生まれた日本で家族といたい 仮放免の子らの絵、ネットで公開へ

2020年5月4日 12時20分

家族の笑顔が描かれた仮放免者の子どもたちから寄せられた絵=東京都新宿区で

 国外への退去強制命令が出されながら、日本の教育を受けて生活する仮放免の子どもたちが「家族の絆」をテーマに絵を描いている。支援団体に寄せられた作品には「家族と一緒に、日本で暮らし続けたい」という願いが込められている。絵を鑑賞するイベントを5日に開き、その模様を後日、インターネットで公開する予定だ。(安藤恭子)

◆全国に300人 移動に制限、バイトは禁止 

 暖かな色彩の鉛筆で家族の笑顔や輝く瞳を描いた、仮放免中の子どもたちの絵。添えられたメッセージには「せっかく日本で生まれたのに、中学生になれず(母国に)帰るのはいや」「家族全員で残りたい。幸せに過ごしたい」と切実な思いがつづられていた。
 「仮放免者の中にはオーバーステイの親から生まれ、在留資格を持たないまま日本で成長する子どもたちがいる。国籍国はもちろん、外国にも行ったことがない子たちです」と当事者らでつくる「仮放免者の会」の宮廻満事務局長。
 十代以下の仮放免者は昨年六月末で全国に三百人ほどいるが、県をまたぐ移動には国の許可が必要で、アルバイトなどの就労も禁じられている。イベントは、子どもたちの気持ちが伝わりやすい絵を通して現状を知ってもらおうと、こどもの日に合わせて、初めて企画した。

◆普通の人と同じように幸せになりたい

 フィリピン人の両親と暮らす千葉県の小学校高学年の女の子は、笑って手をつなぐ家族の絵に「好きな所に、自由に遊びに行きたい」と願いを込めた。「なんで笑ってるの?」と父親(54)が尋ねると、娘は「だって、いつもさみしいじゃん。私たちも普通の人と同じように幸せになりたい」と答えたという。仮放免者は健康保険に入れないので、父親は家族の病気も心配だ。「新型コロナウイルスも怖い。費用が高くて病院にかかれるかどうか」
 ペルー人の母がいる群馬県の男子高校生は、中学生の妹の絵を手伝った。新型コロナの影響で車の部品工場で働く父親の仕事がなくなったという。「僕も母も仮放免者。こういう時にアルバイトをして家計を助けられなくて、つらい」
 神奈川県のイラン人男性(52)は大学生の息子について「バイクの免許を取ったり、友達と県外に出掛けたり、みんながやっていることができない。仮放免のことも誰にも相談できず、息子が悩み、泣いているのを見てきた」と悲しむ。将来は学校の先生になりたいというが「今のままでは働くのもかなわない。日本に生まれ育った息子に責任はない。ビザをもらい、家族で一緒に生きていけるチャンスが欲しい」と願う。

◆長く日本社会に定着、一家を引き離さぬ配慮を

 日本の仮放免者は、昨年末で二千二百十七人。中には十年を超える長期仮放免の子どもたちも含まれる。宮廻さんは「仮放免というのは就労や社会保障が認められず、生存権が奪われている状態。その上、子どもたちは見知らぬ母国に帰れと言われ、卒業後の未来も描けない残酷な中にいる」と述べる。
 駒井知会弁護士によれば、家族の中で学齢期の子どもだけ、退去強制命令の取り消しが認められるといった裁判所や出入国在留管理庁の判断も相次いでいる。
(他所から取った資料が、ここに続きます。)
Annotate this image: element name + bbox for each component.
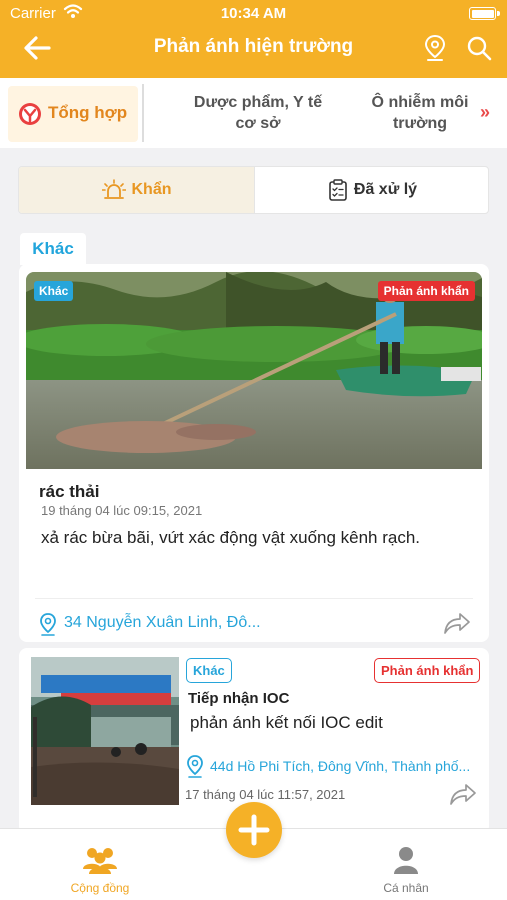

「仮放免者が日本社会に長く定着してきた事実を真正面から受け止め、一家を引き離さないよう配慮して在留資格を与えるべきだ。家族の存在の大切さを描く子どもたちの絵を通じ、市民の皆さんと、ともに生きていく道を探っていきたい」と願う。

◆子どもの日にイベント、後日ネットで動画配信

 五日のイベントでは、直木賞作家の中島京子さんやフォトジャーナリストの安田菜津紀さんらが絵の講評をする。新型コロナ感染拡大を防止するため、後日インターネットを通じた動画配信を計画している。